The violent reaction and calls for more violence on the part of some Muslims, in reaction to Pope Benedict’s speech at Regensburg University, “underscores the Pope’s point,” said Catholic League president Bill Donohue in a Sept. 18 statement.
“One of the points that the Pope made in his speech … was the necessity of linking faith to reason,” wrote Donohue. “He warned that uncoupling the twin values had horrendous consequences, leading people of faith to resort to violence.”

“Ironically, the violent reaction, and the calls for more violence, on the part of some Muslims underscores the Pope’s point,” Donohue continued. “The response of violence to non-violence is barbaric.”
Donohue pointed to the violence that has been perpetrated against churches since the Pope’s speech last Tuesday. In addition, he said, some Muslim organizations and leaders have encouraged violent reprisals for the Pope’s remarks.

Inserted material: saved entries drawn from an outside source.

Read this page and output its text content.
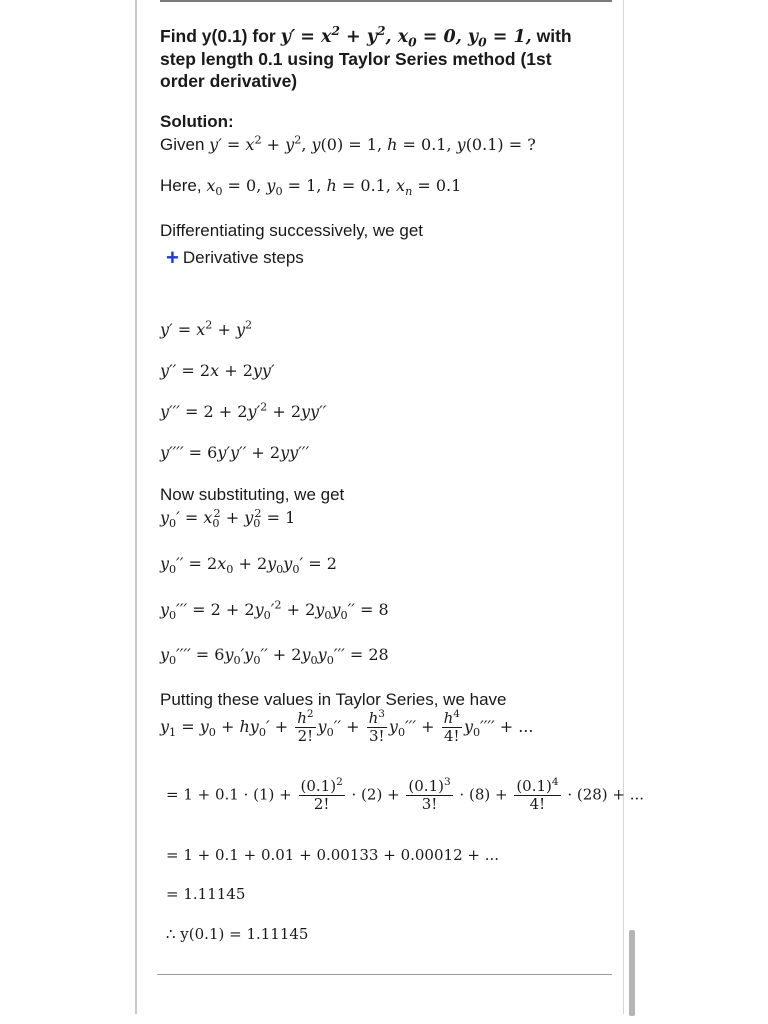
Find y(0.1) for $y' = x^2 + y^2$, $x_0 = 0$, $y_0 = 1$, with step length 0.1 using Taylor Series method (1st order derivative)
Solution:
Given $y' = x^2 + y^2$, y(0) = 1, h = 0.1, y(0.1) = ?
Here, $x_0 = 0$, $y_0 = 1$, h = 0.1, $x_n = 0.1$
Differentiating successively, we get
+ Derivative steps
$y' = x^2 + y^2$
y′′ = 2x + 2yy′
$y''' = 2 + 2y'^2 + 2yy''$
y′′′′ = 6y′y′′ + 2yy′′′
Now substituting, we get
$y_0' = x_0^2 + y_0^2 = 1$
$y_0'' = 2x_0 + 2y_0y_0' = 2$
$y_0''' = 2 + 2y_0'^2 + 2y_0y_0'' = 8$
$y_0'''' = 6y_0'y_0'' + 2y_0y_0''' = 28$
Putting these values in Taylor Series, we have
$y_1 = y_0 + hy_0' + \frac{h^2}{2!} y_0'' + \frac{h^3}{3!} y_0''' + \frac{h^4}{4!} y_0''''$ + ...
= $1 + 0.1 \cdot (1) + \frac{(0.1)^2}{2!} \cdot (2) + \frac{(0.1)^3}{3!} \cdot (8) + \frac{(0.1)^4}{4!} \cdot (28)$ + ...
= 1 + 0.1 + 0.01 + 0.00133 + 0.00012 + ...
= 1.11145
∴ y(0.1) = 1.11145
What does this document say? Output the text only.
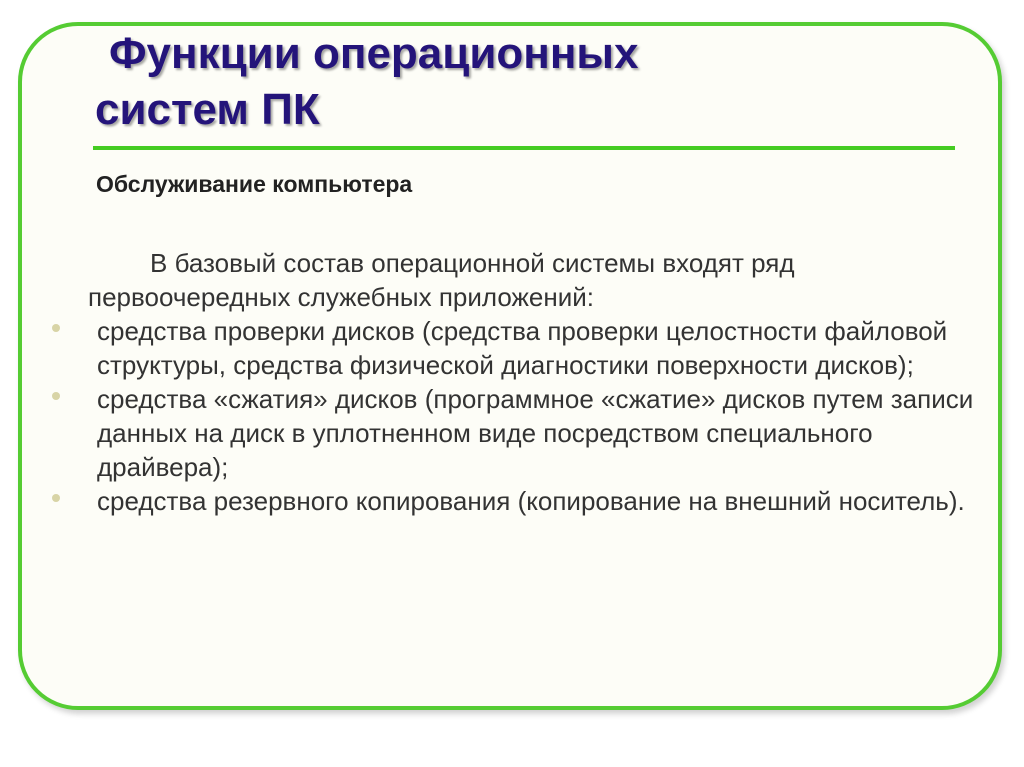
Функции операционных
систем ПК
Обслуживание компьютера

В базовый состав операционной системы входят ряд первоочередных служебных приложений:

средства проверки дисков (средства проверки целостности файловой структуры, средства физической диагностики поверхности дисков);
средства «сжатия» дисков (программное «сжатие» дисков путем записи данных на диск в уплотненном виде посредством специального драйвера);
средства резервного копирования (копирование на внешний носитель).
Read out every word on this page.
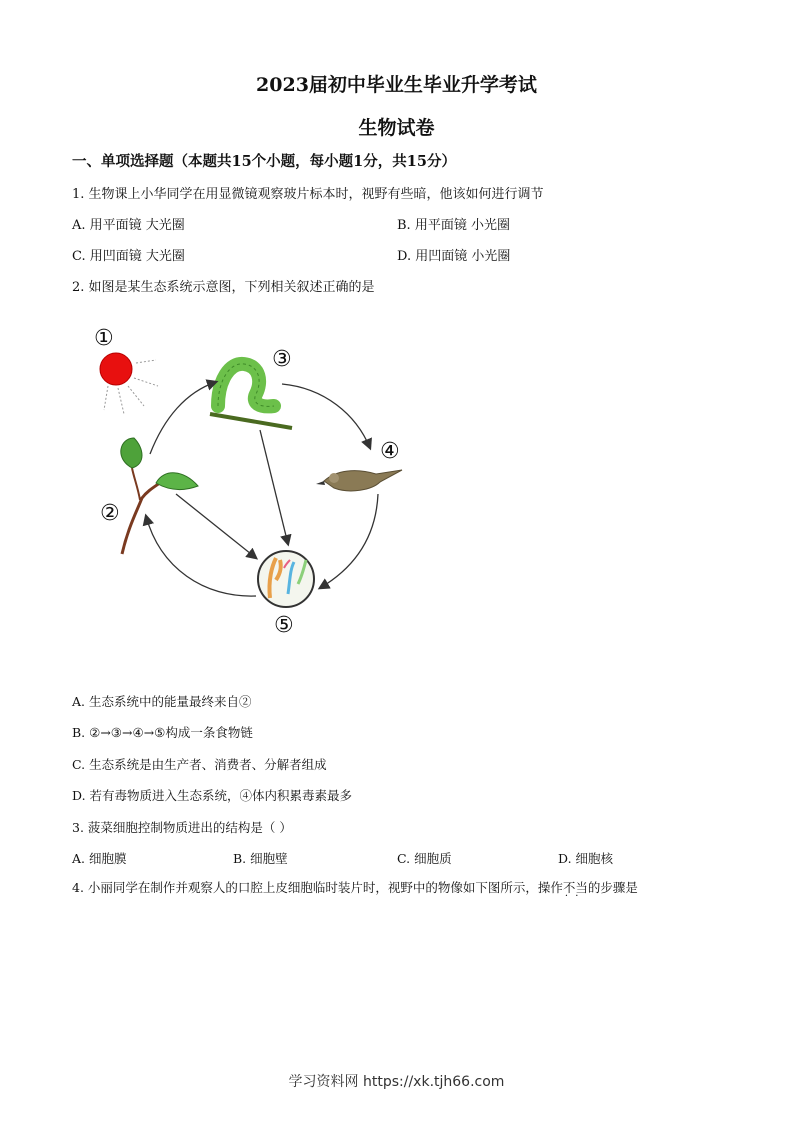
2023届初中毕业生毕业升学考试
生物试卷
一、单项选择题（本题共15个小题，每小题1分，共15分）
1. 生物课上小华同学在用显微镜观察玻片标本时，视野有些暗，他该如何进行调节
A. 用平面镜 大光圈	B. 用平面镜 小光圈
C. 用凹面镜 大光圈	D. 用凹面镜 小光圈
2. 如图是某生态系统示意图，下列相关叙述正确的是
①
②
③
④
⑤
A. 生态系统中的能量最终来自②
B. ②→③→④→⑤构成一条食物链
C. 生态系统是由生产者、消费者、分解者组成
D. 若有毒物质进入生态系统，④体内积累毒素最多
3. 菠菜细胞控制物质进出的结构是（ ）
A. 细胞膜	B. 细胞壁	C. 细胞质	D. 细胞核
4. 小丽同学在制作并观察人的口腔上皮细胞临时装片时，视野中的物像如下图所示，操作不当 · ·的步骤是
学习资料网 https://xk.tjh66.com
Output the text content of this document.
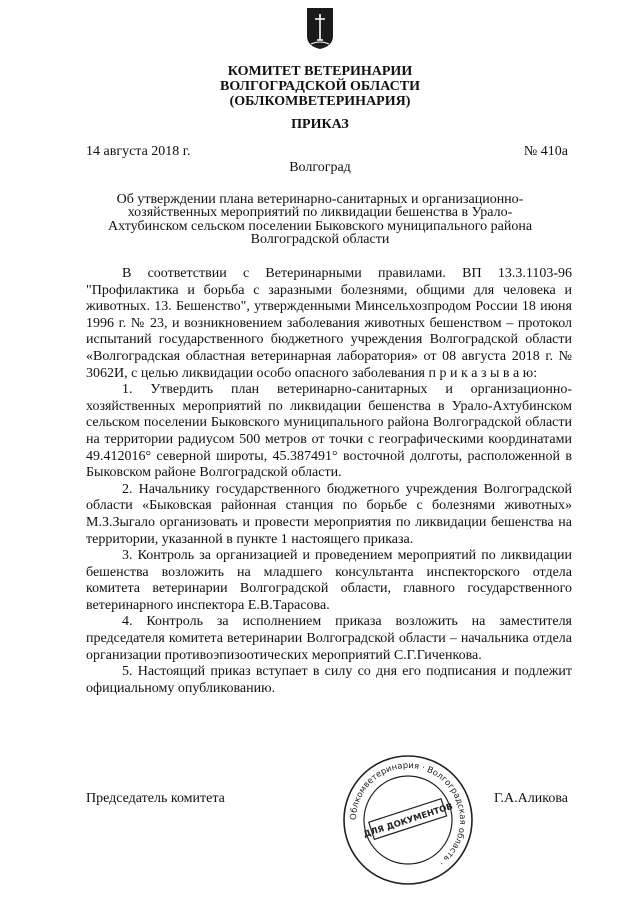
КОМИТЕТ ВЕТЕРИНАРИИ
ВОЛГОГРАДСКОЙ ОБЛАСТИ
(ОБЛКОМВЕТЕРИНАРИЯ)
ПРИКАЗ
14 августа 2018 г.	№ 410а
Волгоград
Об утверждении плана ветеринарно-санитарных и организационно-хозяйственных мероприятий по ликвидации бешенства в Урало-Ахтубинском сельском поселении Быковского муниципального района Волгоградской области

В соответствии с Ветеринарными правилами. ВП 13.3.1103-96 "Профилактика и борьба с заразными болезнями, общими для человека и животных. 13. Бешенство", утвержденными Минсельхозпродом России 18 июня 1996 г. № 23, и возникновением заболевания животных бешенством – протокол испытаний государственного бюджетного учреждения Волгоградской области «Волгоградская областная ветеринарная лаборатория» от 08 августа 2018 г. № 3062И, с целью ликвидации особо опасного заболевания п р и к а з ы в а ю:

1. Утвердить план ветеринарно-санитарных и организационно-хозяйственных мероприятий по ликвидации бешенства в Урало-Ахтубинском сельском поселении Быковского муниципального района Волгоградской области на территории радиусом 500 метров от точки с географическими координатами 49.412016° северной широты, 45.387491° восточной долготы, расположенной в Быковском районе Волгоградской области.

2. Начальнику государственного бюджетного учреждения Волгоградской области «Быковская районная станция по борьбе с болезнями животных» М.З.Зыгало организовать и провести мероприятия по ликвидации бешенства на территории, указанной в пункте 1 настоящего приказа.

3. Контроль за организацией и проведением мероприятий по ликвидации бешенства возложить на младшего консультанта инспекторского отдела комитета ветеринарии Волгоградской области, главного государственного ветеринарного инспектора Е.В.Тарасова.

4. Контроль за исполнением приказа возложить на заместителя председателя комитета ветеринарии Волгоградской области – начальника отдела организации противоэпизоотических мероприятий С.Г.Гиченкова.

5. Настоящий приказ вступает в силу со дня его подписания и подлежит официальному опубликованию.

Председатель комитета	Г.А.Аликова
Облкомветеринария · Волгоградская область ·
ДЛЯ ДОКУМЕНТОВ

Seven churches were firebombed in the West Bank and Gaza and two set fully ablaze. In some countries, Muslims took to the streets chanting “Death to the Pope,” burning him in effigy.

“In Somalia, Muslims were urged by a cleric to ‘hunt down’ the Pope and kill him,” Donohue observed. He quoted Sheik Abubakar Hassan Malin as saying: “Whoever offends our Prophet Muhammad should be killed on the spot by the nearest Muslim.”

It was in Somalia that Catholic sister, Leonella Sgobati, was brutally gunned down, allegedly as part of the protests.

The Mujahideen Shura Council referred to the Pope as “the worshipper of the cross” on its Internet site and pledged to “break the cross and spill the wine” in the “house of the dog from Rome,” Donohue noted.

“Not until Islam matures and Muslims come to reject the wanton destruction of innocent human life is there any chance of a real dialogue,” Donohue said. “The scene of Muslims calling for Jews and Christians to be murdered with impunity is all too common, as this latest demonstration of hate proves.”